Medstory avait par ailleurs noué en octobre 2006 un partenariat avec le Wall Street Journal Online et le site Breastcancer.org, pour enrichir ses résultats concernant les sociétés et les résultats concernant les cancers du sein. Le moteur permet également aux entreprises des média de valoriser leur contenu médical de manière différenciée. La société Medstory était spécialisée à l’origine dans les solutions logiciel pour l’industrie pharmaceutiques, biotechnologique et les organisations gouvernementales aux États Unis.
Après celle, en juillet 2006, de Azyxxi, la solution de gestion du dossier médical développée par le Washington Hospital Center, cette nouvelle acquisition permet ainsi à Microsoft de se rapprocher une nouvelle fois de l’univers médical avec l’objectif avoué de proposer un ensemble d’applications standardisées aux professionnels de la santé, avec pour cible principale les hôpitaux et les cliniques. Cette suite logicielle serait complétée par un ensemble de services dédiés aux consommateurs. La dizaine d'employés de Medstory rejoint donc l’équipe de 120 collaborateurs du département Health Solutions de Microsoft sur son campus de Mountain View, sous la responsabilité hiérarchique de Bill Gates.
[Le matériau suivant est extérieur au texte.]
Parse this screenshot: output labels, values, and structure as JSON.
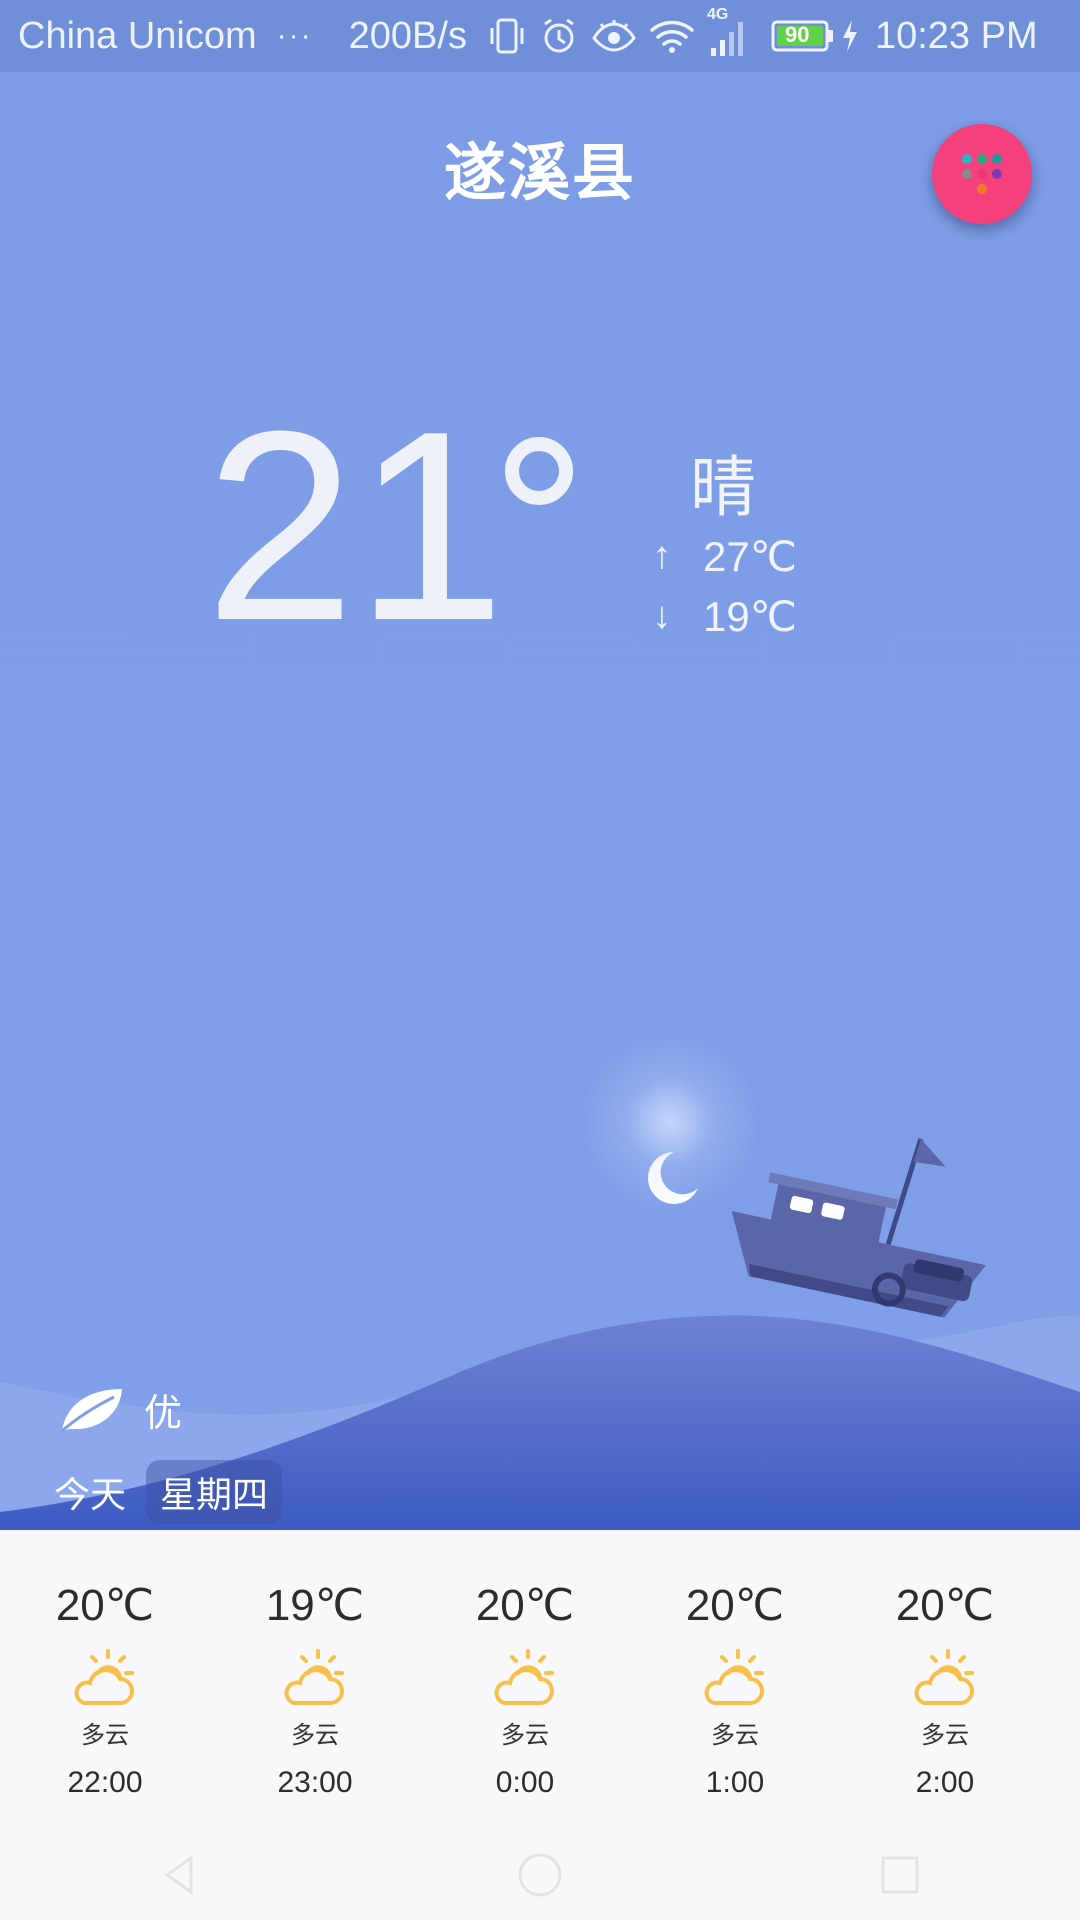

Sans être grand analyste, on aura vite compris que l'agitation récente de Google sur ce secteur, et en particulier les déclarations d'Adam Bosworth, gourou technique, recruté de BEA précisément pour prendre la tête d'une division « Healthcare Information Services », encore dans les limbes mais clairement en préparation, n'est probablement pas pour rien dans ce mouvement stratégique de Redmond. Steve Case, l'ancien patron charismatique et prodige de la bulle Internet, fondateur et dirigeant d'AOL et artisan de sa fusion avec Time Warner, est aussi sur les rangs avec sa nouvelle engeance, Revolution Health Group, qui devrait offrir plus de 125 outils et services en ligne « pour mener une vie plus saine » - la « Santé 2.0 », en quelque sorte - un portail communautaire sur l'information relative à la santé. Alors, simple nouveau front ouvert dans la guerre Google/Microsoft, décidément bien déclarée après la mise en production des « Google Apps » empiétant clairement sur les plates-bandes Office du géant de Redmond ? Google annonce une « health URL », une adresse électronique de santé, personnelle et grand public ; Microsoft réplique par un moteur de recherches vertical, centré sur l'information de santé, grand public et recherche scientifique. Rien de plus, vraiment ?
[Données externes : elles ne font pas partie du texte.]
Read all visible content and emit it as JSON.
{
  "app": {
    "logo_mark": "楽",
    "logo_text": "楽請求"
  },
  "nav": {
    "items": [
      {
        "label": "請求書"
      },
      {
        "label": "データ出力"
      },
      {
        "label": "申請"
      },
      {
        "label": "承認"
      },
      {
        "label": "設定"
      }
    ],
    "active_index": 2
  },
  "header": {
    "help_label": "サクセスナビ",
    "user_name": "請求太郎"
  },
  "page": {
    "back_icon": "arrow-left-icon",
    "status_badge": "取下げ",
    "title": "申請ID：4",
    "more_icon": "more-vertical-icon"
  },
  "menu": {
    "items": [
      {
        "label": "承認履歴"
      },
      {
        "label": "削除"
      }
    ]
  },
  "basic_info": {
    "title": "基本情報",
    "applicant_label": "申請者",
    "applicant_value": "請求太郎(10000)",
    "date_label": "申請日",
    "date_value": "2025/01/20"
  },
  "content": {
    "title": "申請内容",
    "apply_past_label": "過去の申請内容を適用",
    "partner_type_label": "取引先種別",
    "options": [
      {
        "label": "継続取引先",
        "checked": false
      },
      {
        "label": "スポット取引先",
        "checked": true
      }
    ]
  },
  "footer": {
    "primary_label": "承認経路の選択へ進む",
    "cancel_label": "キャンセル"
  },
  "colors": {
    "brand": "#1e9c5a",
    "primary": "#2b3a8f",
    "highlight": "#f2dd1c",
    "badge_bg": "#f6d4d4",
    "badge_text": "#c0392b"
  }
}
Mettons au crédit de Microsoft d'avoir également une vue à un peu plus long terme ! Car le moteur de recherches vertical de Medstory est, à y bien regarder, peut-être bien plus révolutionnaire que l'observateur blasé pourrait le supposer, lui qui n'est pas ému outre-mesure par les levées de capital-risque de nos champions nationaux, Sinequa et Exalead, presque simultanément annoncées. (L'ombre gothique de Quaero, maintenant abandonnée par la Walkyrie teutonne, plane un instant sur nos patriotes économiques au milieu du gué.) Esther Dyson, figure de l'industrie reconnue depuis plus de vingt ans (Release 1.0, PC Forum, etc.), mais également investisseuse de la première heure, à titre personnel, dans Medstory a vendu la mèche. Dans son blog, tenu sur le très « hype » site d'Arianna Huffington, Esther Dyson révèle que « Medstory n'est pas tant un moteur de recherche qu'un moteur d'ontologie ». Diable ! Éclaircissant ce cryptogramme, elle précise ensuite « le moteur est capable d'identifier les concepts dans le secteur de la santé, plutôt que de se contenter de marquer les simples mots clés ou les liens entre sites ».
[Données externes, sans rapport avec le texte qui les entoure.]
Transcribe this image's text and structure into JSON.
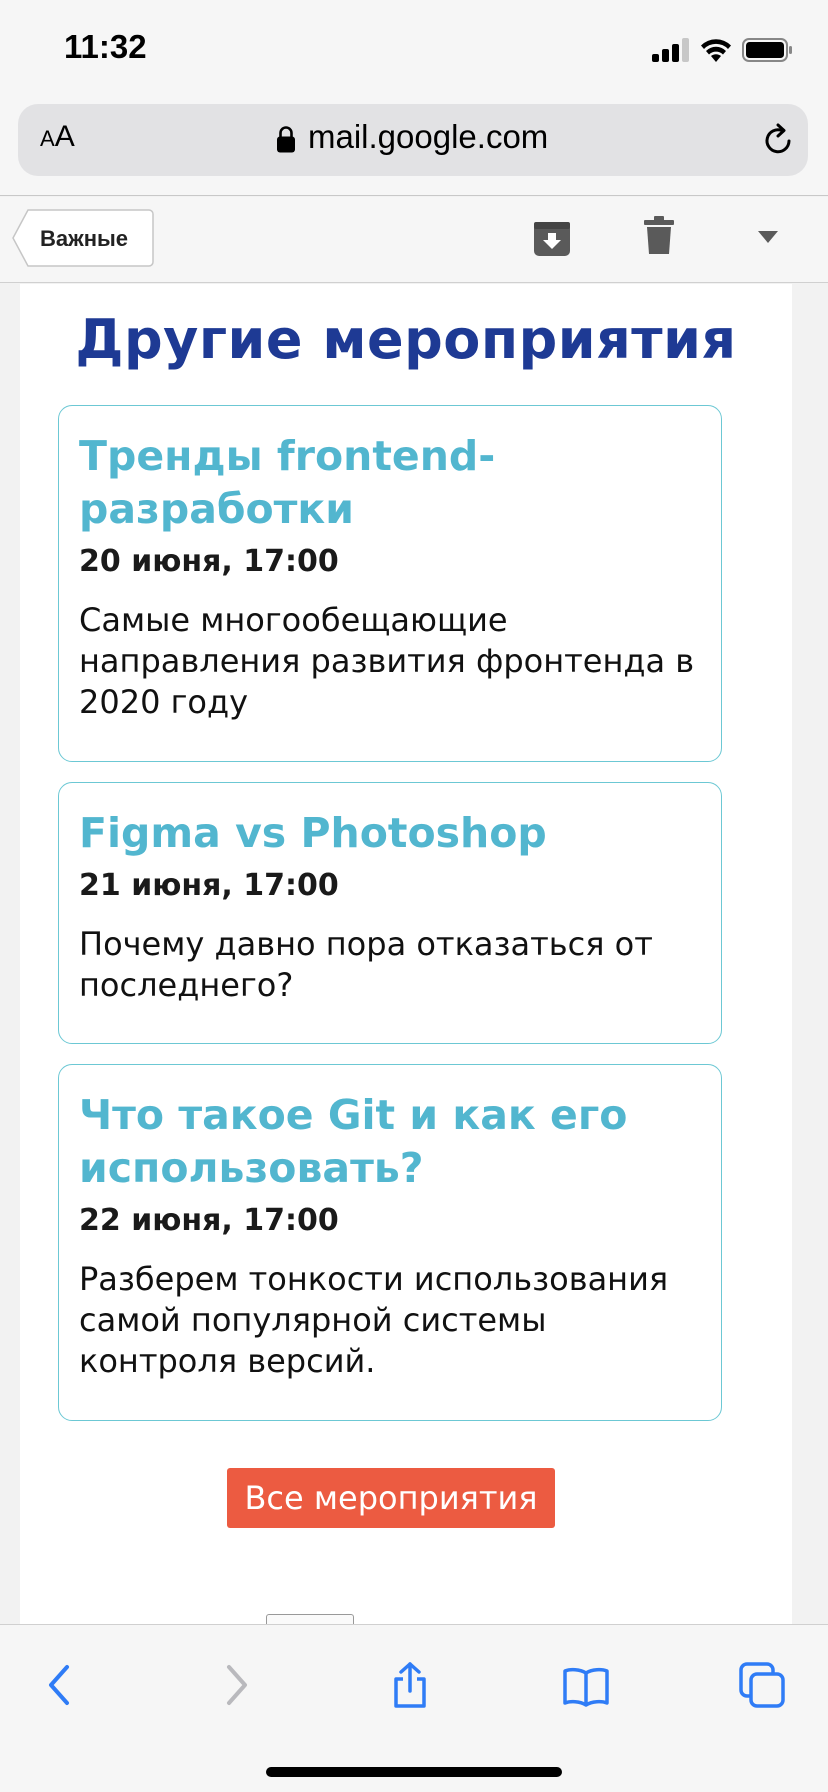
{
  "status_bar": {
    "time": "11:32"
  },
  "browser": {
    "text_size_small": "A",
    "text_size_large": "A",
    "url": "mail.google.com"
  },
  "gmail_toolbar": {
    "back_label": "Важные"
  },
  "email": {
    "section_title": "Другие мероприятия",
    "events": [
      {
        "title": "Тренды frontend-разработки",
        "date": "20 июня, 17:00",
        "description": "Самые многообещающие направления развития фронтенда в 2020 году"
      },
      {
        "title": "Figma vs Photoshop",
        "date": "21 июня, 17:00",
        "description": "Почему давно пора отказаться от последнего?"
      },
      {
        "title": "Что такое Git и как его использовать?",
        "date": "22 июня, 17:00",
        "description": "Разберем тонкости использования самой популярной системы контроля версий."
      }
    ],
    "cta_label": "Все мероприятия"
  },
  "colors": {
    "title_blue": "#1e3a94",
    "card_title_teal": "#52b6cf",
    "card_border": "#6cc8d4",
    "cta_red": "#ec5b41",
    "ios_blue": "#2f7cf6"
  }
}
Les grands mots, « ontologie », « concepts », sont lâchés. Et c'est bien là l'ambition de Medstory. Celle-ci s'explique si l'on creuse un peu plus avant l'historique du moteur de recherches. Medstory est le fruit des longues années de son fondateur, le Dr Alain Rappaport, dans les domaines de la médecine et de l'Intelligence artificielle (IA). Au début des années 1980, la France n'a pas su retenir ce docteur en pharmacologie moléculaire de Necker/Enfants-Malades, parti s'établir aux USA, d'abord comme chercheur à la prestigieuse université de Carnegie-Mellon, creuset des sciences cognitives, alors balbutiantes. C'est dans ces laboratoires, parmi les plus féconds de l'informatique et de l'IA, avec le MIT et Stanford, que dans les années 1980 et 1990 il développe et publie algorithmes, travaux de recherche, et réalisations industrielles pour une approche « cognitiviste » de la représentation des connaissances. Par ailleurs, l'entreprise qu'il a co-fondé à Palo Alto en 1985, Neuron Data, connaît, quant à elle, un beau succès et file une trajectoire qui la mène à la cotation au NASDAQ, exploit notable pour une société lancée à l'origine par des français frais débarqués dans la Silicon Valley. L'intérêt pour la modélisation des connaissances, et, en particulier, dans le domaine de l'information médicale, secteur offrant une combinaison unique de caractéristiques exemplaires (long historique de formalisation, institutionnalisation ancienne, recherche scientifique très active, intérêt du grand public, impact économique important et mondial, terrain de réconciliation de savoirs expérimentaux et de connaissances théoriques: bref tout pour séduire le scientifique de la « cognition »), vient donc de loin dans l'historique de Medstory. Les technologies de Medstory sont un concentré de vingt ans de recherche et de succès en IA appliquée.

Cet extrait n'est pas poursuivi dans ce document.